Le 2 décembre, jour anniversaire du sacre de l’Empereur Napoléon Ier, son oncle, Louis-Napoléon Bonaparte dissout l’Assemblée nationale. Il annonce la rédaction d’une nouvelle constitution et de nouvelles élections. Il cherche ainsi à écarter le pouvoir législatif et à utiliser la popularité liée à son nom pour se maintenir à la tête de la France.

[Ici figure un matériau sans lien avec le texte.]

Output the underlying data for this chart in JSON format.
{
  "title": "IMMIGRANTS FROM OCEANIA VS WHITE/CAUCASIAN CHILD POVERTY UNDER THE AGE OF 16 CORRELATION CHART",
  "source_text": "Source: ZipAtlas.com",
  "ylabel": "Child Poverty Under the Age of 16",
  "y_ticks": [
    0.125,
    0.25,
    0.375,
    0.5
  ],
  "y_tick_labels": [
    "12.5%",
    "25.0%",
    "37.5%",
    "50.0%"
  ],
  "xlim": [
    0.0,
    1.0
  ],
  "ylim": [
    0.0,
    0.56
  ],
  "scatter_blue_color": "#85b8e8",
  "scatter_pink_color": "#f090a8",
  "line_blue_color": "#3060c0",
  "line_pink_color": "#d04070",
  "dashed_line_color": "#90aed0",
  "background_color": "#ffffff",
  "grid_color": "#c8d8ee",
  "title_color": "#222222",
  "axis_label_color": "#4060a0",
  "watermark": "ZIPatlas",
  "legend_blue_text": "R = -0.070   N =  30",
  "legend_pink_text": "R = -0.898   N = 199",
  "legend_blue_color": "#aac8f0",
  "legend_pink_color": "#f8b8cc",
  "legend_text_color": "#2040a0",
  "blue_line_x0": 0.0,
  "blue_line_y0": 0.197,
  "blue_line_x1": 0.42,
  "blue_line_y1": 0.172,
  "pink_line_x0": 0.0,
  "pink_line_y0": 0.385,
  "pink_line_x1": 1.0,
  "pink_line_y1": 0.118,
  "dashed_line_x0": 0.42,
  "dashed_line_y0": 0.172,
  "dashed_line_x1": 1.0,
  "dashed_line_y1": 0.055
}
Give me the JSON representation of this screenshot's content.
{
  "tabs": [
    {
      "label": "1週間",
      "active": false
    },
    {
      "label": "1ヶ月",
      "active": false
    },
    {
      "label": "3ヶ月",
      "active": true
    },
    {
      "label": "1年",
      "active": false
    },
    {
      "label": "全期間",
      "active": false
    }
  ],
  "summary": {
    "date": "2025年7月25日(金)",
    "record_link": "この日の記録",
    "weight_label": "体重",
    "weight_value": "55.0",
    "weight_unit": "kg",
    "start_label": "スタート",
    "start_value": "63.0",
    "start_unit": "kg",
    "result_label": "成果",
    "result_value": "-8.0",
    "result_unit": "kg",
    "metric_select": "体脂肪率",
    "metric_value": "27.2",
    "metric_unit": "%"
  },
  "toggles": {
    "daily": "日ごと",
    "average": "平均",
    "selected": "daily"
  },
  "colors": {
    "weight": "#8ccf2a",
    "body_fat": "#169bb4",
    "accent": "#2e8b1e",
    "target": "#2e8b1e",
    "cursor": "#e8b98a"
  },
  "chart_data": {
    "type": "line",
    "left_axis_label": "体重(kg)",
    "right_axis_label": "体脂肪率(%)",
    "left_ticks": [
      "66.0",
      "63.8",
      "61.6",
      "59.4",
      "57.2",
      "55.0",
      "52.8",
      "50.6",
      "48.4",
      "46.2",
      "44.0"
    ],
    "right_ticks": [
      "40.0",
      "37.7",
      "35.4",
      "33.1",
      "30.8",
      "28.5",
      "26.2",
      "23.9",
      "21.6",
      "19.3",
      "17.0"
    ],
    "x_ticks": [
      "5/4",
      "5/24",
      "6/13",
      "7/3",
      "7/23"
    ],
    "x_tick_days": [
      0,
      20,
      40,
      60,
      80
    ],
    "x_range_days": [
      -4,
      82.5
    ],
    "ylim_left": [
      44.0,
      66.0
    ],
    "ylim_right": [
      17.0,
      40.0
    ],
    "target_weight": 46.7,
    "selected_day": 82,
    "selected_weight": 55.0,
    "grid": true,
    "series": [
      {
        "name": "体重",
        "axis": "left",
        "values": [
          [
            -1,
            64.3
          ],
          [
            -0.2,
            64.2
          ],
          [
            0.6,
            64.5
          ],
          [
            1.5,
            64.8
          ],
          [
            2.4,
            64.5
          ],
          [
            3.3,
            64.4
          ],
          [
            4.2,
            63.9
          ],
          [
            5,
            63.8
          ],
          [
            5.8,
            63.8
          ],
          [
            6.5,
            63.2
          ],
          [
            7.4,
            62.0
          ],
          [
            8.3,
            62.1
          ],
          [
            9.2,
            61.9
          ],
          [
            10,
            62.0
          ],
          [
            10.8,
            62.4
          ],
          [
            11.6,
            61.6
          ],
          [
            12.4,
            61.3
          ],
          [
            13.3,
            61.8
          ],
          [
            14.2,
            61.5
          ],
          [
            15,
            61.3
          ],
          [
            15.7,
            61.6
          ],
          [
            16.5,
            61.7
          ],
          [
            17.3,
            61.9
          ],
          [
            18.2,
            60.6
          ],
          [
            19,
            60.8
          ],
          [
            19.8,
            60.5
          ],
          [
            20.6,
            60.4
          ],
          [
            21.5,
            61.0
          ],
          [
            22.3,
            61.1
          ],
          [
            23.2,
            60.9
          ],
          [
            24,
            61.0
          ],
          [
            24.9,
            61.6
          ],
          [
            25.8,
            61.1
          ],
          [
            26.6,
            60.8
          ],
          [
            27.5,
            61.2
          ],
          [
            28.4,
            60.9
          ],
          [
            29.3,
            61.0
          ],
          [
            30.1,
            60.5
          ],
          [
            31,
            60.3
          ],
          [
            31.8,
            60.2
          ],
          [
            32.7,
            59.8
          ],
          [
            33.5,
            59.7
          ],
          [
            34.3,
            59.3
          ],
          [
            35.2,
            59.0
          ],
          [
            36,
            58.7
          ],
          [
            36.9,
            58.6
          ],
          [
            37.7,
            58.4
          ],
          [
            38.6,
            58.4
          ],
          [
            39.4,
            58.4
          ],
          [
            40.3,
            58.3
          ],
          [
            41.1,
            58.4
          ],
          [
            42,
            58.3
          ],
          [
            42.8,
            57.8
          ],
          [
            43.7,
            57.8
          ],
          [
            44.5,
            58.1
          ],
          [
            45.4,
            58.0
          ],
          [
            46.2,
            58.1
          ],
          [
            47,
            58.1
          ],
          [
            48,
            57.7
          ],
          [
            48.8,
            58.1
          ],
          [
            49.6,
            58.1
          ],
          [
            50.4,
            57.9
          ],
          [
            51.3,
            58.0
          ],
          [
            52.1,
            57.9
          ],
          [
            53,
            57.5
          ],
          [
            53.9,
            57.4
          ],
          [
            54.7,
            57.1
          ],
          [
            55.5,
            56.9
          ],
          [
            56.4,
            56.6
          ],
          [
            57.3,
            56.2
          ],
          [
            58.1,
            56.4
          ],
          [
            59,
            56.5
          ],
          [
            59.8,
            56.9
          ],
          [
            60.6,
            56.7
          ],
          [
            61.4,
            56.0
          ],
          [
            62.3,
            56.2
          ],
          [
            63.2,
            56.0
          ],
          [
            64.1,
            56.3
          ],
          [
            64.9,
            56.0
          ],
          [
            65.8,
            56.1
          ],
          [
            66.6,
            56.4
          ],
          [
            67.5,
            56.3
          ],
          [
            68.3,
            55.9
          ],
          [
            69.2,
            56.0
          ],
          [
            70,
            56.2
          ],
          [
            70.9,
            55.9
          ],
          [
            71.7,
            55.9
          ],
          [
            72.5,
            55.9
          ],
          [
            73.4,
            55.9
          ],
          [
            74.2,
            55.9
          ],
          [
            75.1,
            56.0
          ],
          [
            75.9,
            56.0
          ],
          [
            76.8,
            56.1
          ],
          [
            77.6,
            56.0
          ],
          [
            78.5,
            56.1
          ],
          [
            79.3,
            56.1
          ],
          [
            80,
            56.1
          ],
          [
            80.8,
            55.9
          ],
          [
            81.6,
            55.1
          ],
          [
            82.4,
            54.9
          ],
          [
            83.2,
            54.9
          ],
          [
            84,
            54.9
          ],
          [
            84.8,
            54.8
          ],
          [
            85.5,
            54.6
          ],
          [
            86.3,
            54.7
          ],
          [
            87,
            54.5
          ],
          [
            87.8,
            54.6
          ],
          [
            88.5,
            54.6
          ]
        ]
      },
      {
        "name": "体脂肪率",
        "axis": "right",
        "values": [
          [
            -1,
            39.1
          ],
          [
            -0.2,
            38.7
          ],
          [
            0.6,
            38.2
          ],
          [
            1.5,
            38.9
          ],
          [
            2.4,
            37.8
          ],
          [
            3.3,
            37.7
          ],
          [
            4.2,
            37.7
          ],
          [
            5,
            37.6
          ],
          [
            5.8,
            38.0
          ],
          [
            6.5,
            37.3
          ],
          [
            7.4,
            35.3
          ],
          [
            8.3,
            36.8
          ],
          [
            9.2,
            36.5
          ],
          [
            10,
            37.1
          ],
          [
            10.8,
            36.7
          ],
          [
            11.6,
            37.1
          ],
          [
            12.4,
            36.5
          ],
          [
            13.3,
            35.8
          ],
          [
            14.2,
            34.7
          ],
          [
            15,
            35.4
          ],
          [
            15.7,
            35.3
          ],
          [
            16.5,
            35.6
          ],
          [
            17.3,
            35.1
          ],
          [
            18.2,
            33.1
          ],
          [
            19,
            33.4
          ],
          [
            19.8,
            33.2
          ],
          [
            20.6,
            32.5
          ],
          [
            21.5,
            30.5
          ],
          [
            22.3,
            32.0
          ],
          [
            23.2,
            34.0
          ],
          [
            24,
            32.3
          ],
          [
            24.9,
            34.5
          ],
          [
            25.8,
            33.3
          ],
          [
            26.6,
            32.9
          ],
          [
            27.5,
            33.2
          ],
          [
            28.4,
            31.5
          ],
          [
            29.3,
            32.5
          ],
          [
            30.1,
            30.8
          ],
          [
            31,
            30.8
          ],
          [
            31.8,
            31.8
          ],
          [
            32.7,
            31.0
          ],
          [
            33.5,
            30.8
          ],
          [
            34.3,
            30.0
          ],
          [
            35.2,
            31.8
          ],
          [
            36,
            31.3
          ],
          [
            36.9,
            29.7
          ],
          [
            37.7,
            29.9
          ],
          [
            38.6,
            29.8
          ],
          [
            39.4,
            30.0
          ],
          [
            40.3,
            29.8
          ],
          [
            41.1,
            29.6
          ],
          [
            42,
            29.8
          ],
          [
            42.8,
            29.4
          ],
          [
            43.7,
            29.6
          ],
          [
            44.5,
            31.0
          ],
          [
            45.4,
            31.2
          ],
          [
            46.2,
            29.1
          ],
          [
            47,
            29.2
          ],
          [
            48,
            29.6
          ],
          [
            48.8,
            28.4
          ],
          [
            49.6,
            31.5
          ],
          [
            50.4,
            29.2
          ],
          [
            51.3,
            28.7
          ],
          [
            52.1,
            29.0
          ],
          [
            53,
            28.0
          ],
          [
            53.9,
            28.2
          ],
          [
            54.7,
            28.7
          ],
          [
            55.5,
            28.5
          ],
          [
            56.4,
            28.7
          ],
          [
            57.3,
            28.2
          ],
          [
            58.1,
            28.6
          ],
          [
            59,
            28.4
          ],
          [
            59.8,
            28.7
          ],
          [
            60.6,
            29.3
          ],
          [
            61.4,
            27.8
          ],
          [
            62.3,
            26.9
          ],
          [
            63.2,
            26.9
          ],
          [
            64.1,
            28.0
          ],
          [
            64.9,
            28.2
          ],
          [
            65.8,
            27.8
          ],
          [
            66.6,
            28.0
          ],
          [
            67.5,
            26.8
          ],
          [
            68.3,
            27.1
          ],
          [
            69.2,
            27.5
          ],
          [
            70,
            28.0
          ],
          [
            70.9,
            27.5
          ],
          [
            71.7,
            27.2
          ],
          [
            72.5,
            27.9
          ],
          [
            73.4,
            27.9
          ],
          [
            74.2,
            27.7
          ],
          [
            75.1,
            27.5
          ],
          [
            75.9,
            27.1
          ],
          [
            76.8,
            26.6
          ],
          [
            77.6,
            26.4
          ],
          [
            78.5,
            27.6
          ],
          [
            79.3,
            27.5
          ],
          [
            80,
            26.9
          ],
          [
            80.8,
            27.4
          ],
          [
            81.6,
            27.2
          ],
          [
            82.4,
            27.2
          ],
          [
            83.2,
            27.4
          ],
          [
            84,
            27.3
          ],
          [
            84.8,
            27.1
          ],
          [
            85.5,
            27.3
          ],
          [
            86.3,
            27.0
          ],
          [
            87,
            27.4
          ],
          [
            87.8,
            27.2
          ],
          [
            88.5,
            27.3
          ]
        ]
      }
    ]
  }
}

Des ouvriers, des intellectuels, les « républicains », s’opposent à ce coup d’État. Mais en quelques jours la résistance est réprimée dans la violence et le sang partout en France, et certains sont exilés, comme Victor Hugo.
Le 21 décembre 1851 les électeurs répètent leur confiance à plus de 90% des suffrages exprimés, le 2 décembre 1852, Napoléon III est sacré Empereur.